Os desafios do café nos próximos cem anos são um dos tópicos abordados na sexta edição da Alta Café, uma das principais feiras do setor, que ocorre em Franca (SP) até a próxima quinta-feira (26). O evento atrai especialistas e produtores que discutem inovações e tendências do mercado cafeeiro.
O Impacto das Mudanças Climáticas na Produção de Café
Conforme dados da Climate Central, o Brasil contou com 187 dias de calor extremo entre 2021 e 2025, 70 dias a mais em comparação a períodos anteriores. Regiões significativas para a cafeicultura, como São Paulo, enfrentaram 75 dias adicionais de calor, o que coloca a produção de café, especialmente a espécie arábica, sob pressão. As chuvas fora de época e excessivas também contribuem para a diminuição da produtividade e aumento das doenças nas lavouras, alerta Guilherme Vicentinni.
“Eventos climáticos como geadas, granizo e veranicos têm se tornado cada vez mais frequentes. Em determinados períodos, chuvas prolongadas e alta umidade favorecem o surgimento de doenças no café. Já um veranico pode desregular o ciclo de pragas, criando novos desafios para os produtores”, explica o cafeicultor.
Como resultado, os agricultores precisam ajustar suas práticas de adubação e saúde das plantas, o que, consequentemente, encarece a produção e gera um impacto direto nos preços aos consumidores.
A Importância da Agricultura Regenerativa
A agricultura regenerativa desponta como uma alternativa sustentável para enfrentar os efeitos das mudanças climáticas, buscando regenerar o solo e garantir a produtividade a longo prazo.

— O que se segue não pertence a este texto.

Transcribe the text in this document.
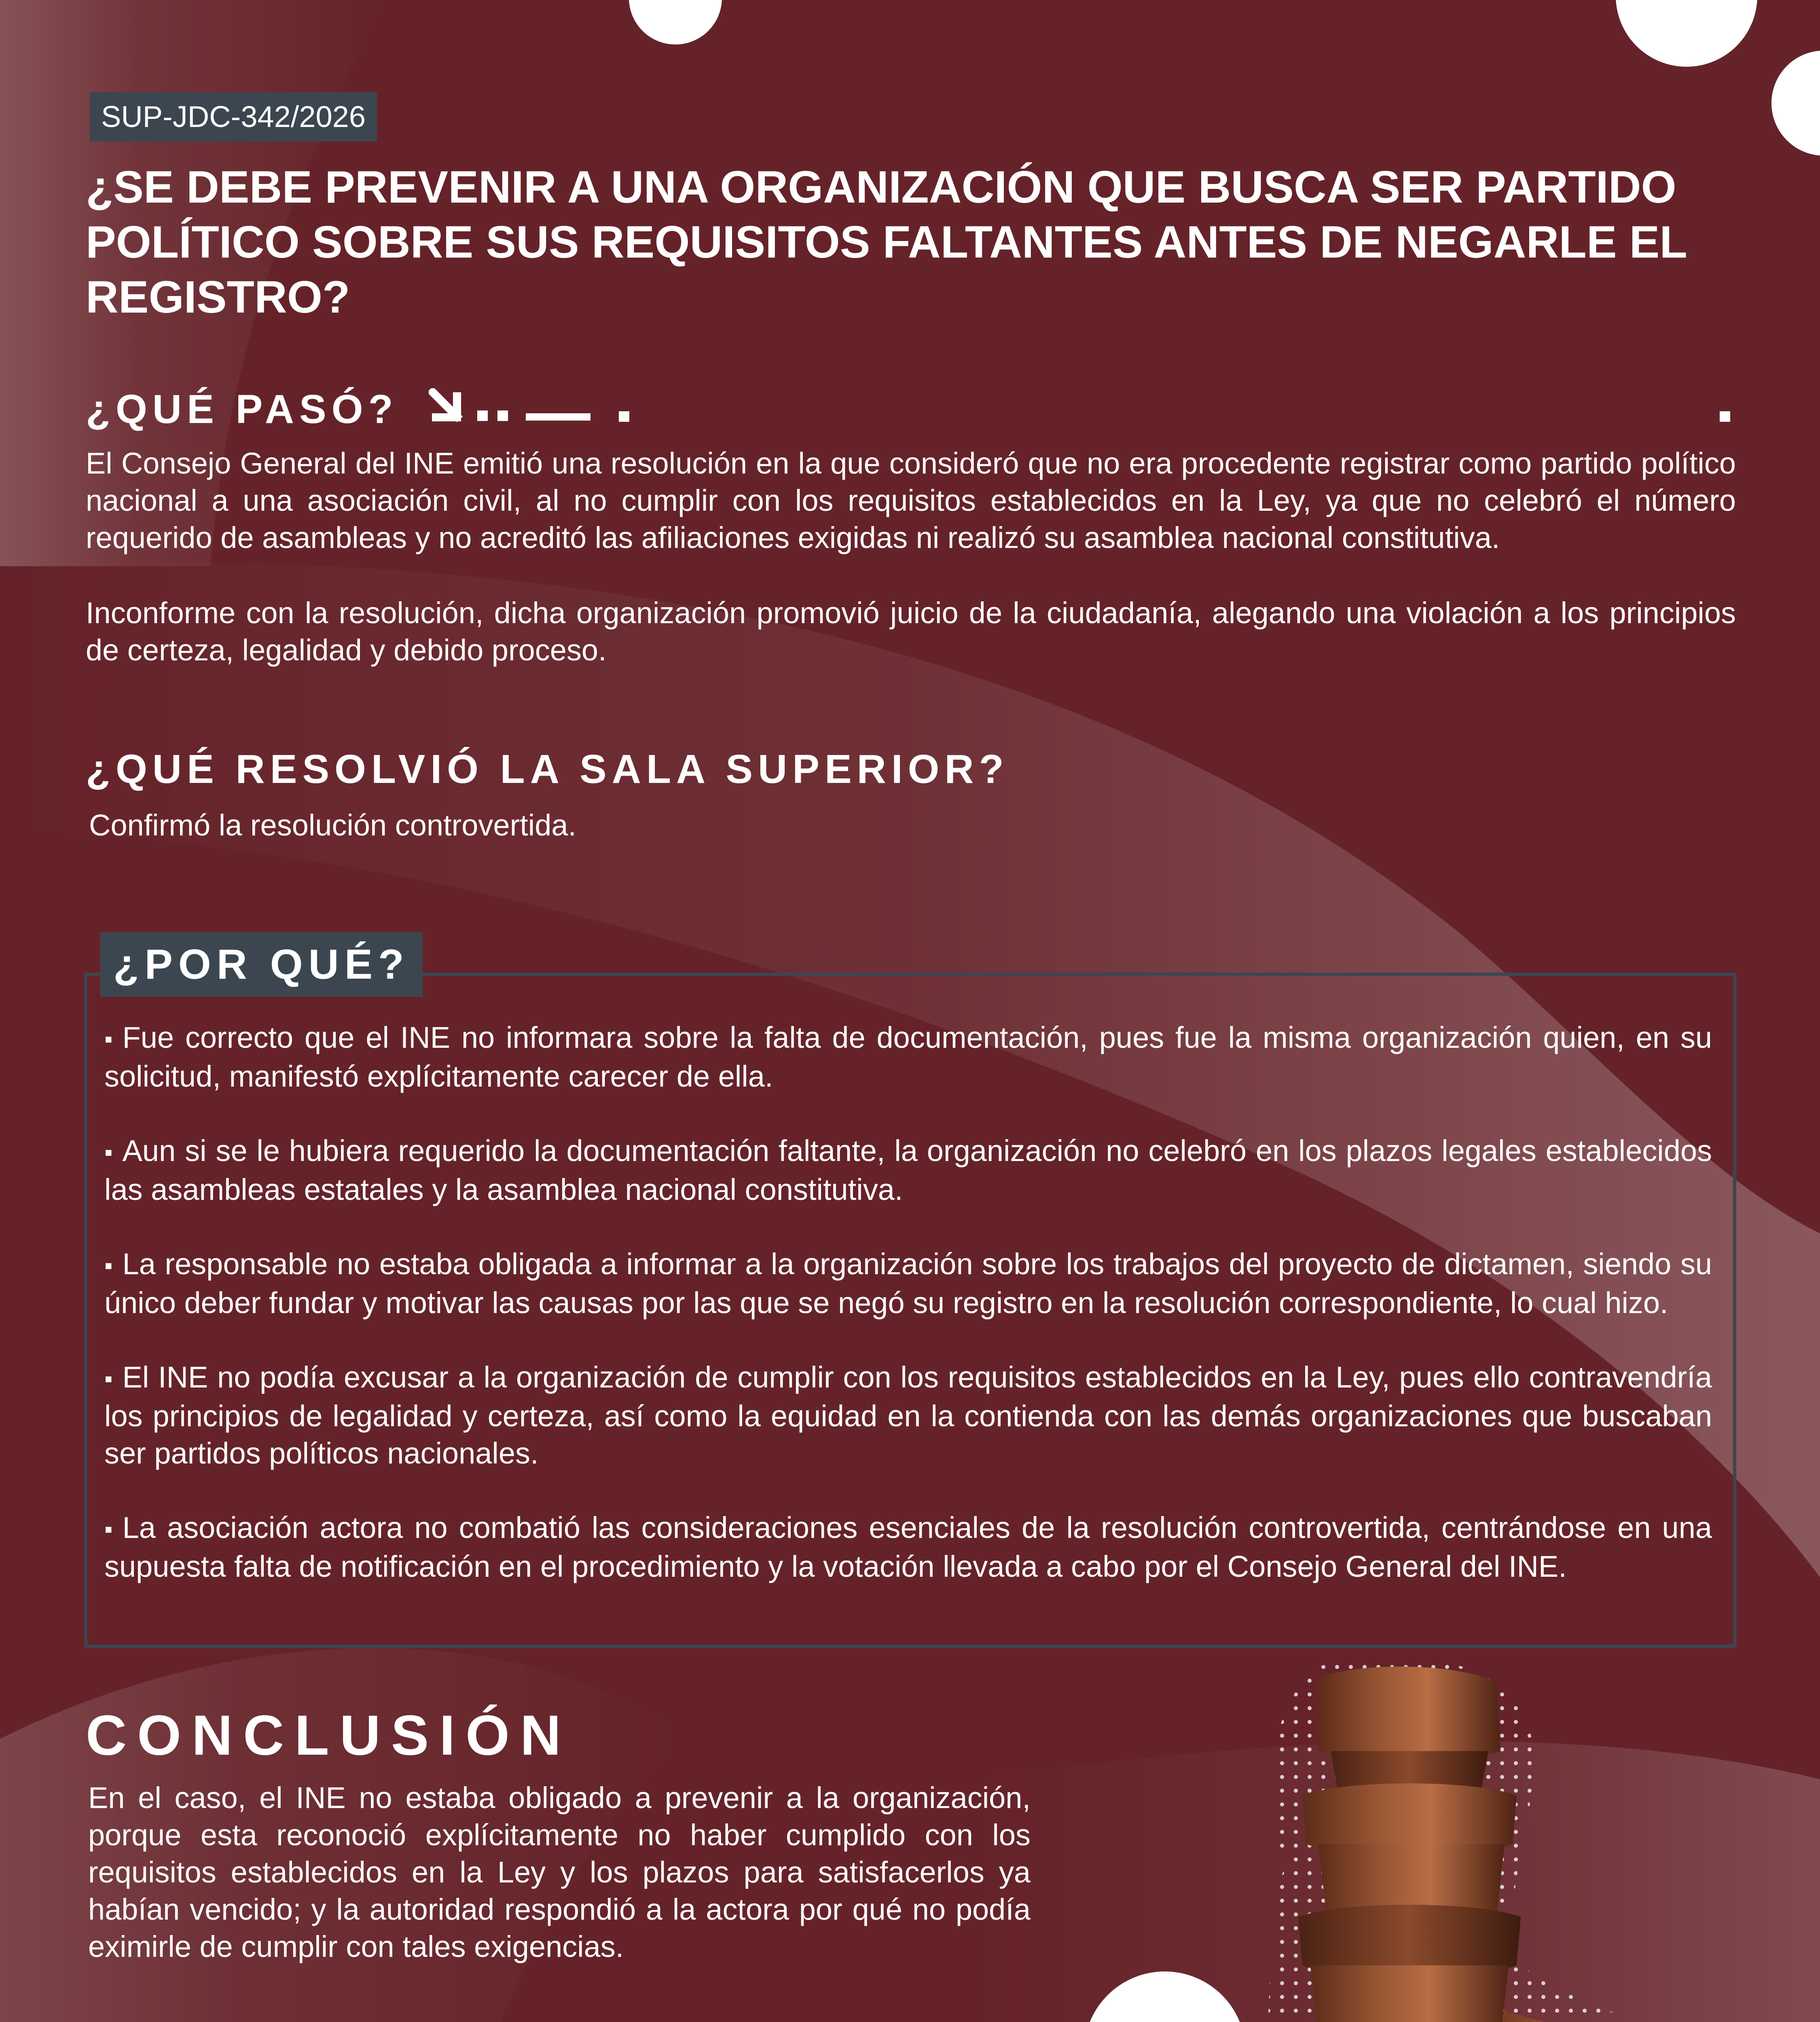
SUP-JDC-342/2026
¿SE DEBE PREVENIR A UNA ORGANIZACIÓN QUE BUSCA SER PARTIDO POLÍTICO SOBRE SUS REQUISITOS FALTANTES ANTES DE NEGARLE EL REGISTRO?
¿QUÉ PASÓ?

El Consejo General del INE emitió una resolución en la que consideró que no era procedente registrar como partido político nacional a una asociación civil, al no cumplir con los requisitos establecidos en la Ley, ya que no celebró el número requerido de asambleas y no acreditó las afiliaciones exigidas ni realizó su asamblea nacional constitutiva.

Inconforme con la resolución, dicha organización promovió juicio de la ciudadanía, alegando una violación a los principios de certeza, legalidad y debido proceso.

¿QUÉ RESOLVIÓ LA SALA SUPERIOR?

Confirmó la resolución controvertida.

¿POR QUÉ?
▪ Fue correcto que el INE no informara sobre la falta de documentación, pues fue la misma organización quien, en su solicitud, manifestó explícitamente carecer de ella.
▪ Aun si se le hubiera requerido la documentación faltante, la organización no celebró en los plazos legales establecidos las asambleas estatales y la asamblea nacional constitutiva.
▪ La responsable no estaba obligada a informar a la organización sobre los trabajos del proyecto de dictamen, siendo su único deber fundar y motivar las causas por las que se negó su registro en la resolución correspondiente, lo cual hizo.
▪ El INE no podía excusar a la organización de cumplir con los requisitos establecidos en la Ley, pues ello contravendría los principios de legalidad y certeza, así como la equidad en la contienda con las demás organizaciones que buscaban ser partidos políticos nacionales.
▪ La asociación actora no combatió las consideraciones esenciales de la resolución controvertida, centrándose en una supuesta falta de notificación en el procedimiento y la votación llevada a cabo por el Consejo General del INE.
CONCLUSIÓN

En el caso, el INE no estaba obligado a prevenir a la organización, porque esta reconoció explícitamente no haber cumplido con los requisitos establecidos en la Ley y los plazos para satisfacerlos ya habían vencido; y la autoridad respondió a la actora por qué no podía eximirle de cumplir con tales exigencias.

De acordo com Vicentinni, essa abordagem é fruto de diversas práticas que ganham espaço ao longo do tempo, priorizando a diversidade de espécies e a estrutura saudável do solo.
Gabriela Vieira destaca que a agricultura regenerativa envolve entender o sistema como um todo, tratando pragas e doenças como sintomas de desequilíbrio. “Quando observamos o solo, reconhecemos que a vida biológica, como microrganismos e fungos, é fundamental para a saúde da planta. O foco deve ser sempre a saúde do solo”, afirma.
Entre as práticas comuns estão o uso de matéria orgânica e plantas de cobertura, que ajudam a manter o solo saudável. “A rotação de espécies é essencial para reequilibrar o solo, especialmente considerando que a agricultura moderna muitas vezes se baseia em monoculturas, que não são sustentáveis a longo prazo”, completa.
Implementação na Cafeicultura
Na prática, a agricultura regenerativa no cultivo do café envolve consórcios, onde diferentes espécies são plantadas simultaneamente, e a redução do uso de insumos químicos. “Os insumos químicos podem ser utilizados de forma consciente, apenas como corretivos em casos de descontrole. No entanto, o foco deve ser na restauração do equilíbrio biológico”, explica Vicentinni.
A eficácia dessas práticas é monitorada através da análise de variáveis como compactação do solo, saúde biológica e qualidade do café colhido. A presença de organismos benéficos, como certos fungos e aranhas, é um bom sinal, enquanto resíduos químicos representam uma preocupação.
O Futuro do Café e a Sustentabilidade
Vicentinni acredita que a agricultura regenerativa pode aumentar a produtividade mesmo em condições de restrição hídrica, o que é promissor frente às incertezas climáticas. “A demanda por café continua a crescer, indicando um futuro promissor. No entanto, os produtores precisarão se adaptar, seja por amor às novas práticas, seja por necessidade”, afirma.
A mudança deve ser encarada de forma ampla, envolvendo toda a cadeia de produção. Os consumidores estão cada vez mais exigentes e buscam informações sobre como o café é produzido, refletindo a importância das práticas sustentáveis. “Esse movimento que começa no campo impacta diretamente a experiência do consumidor ao degustar um café”, conclui.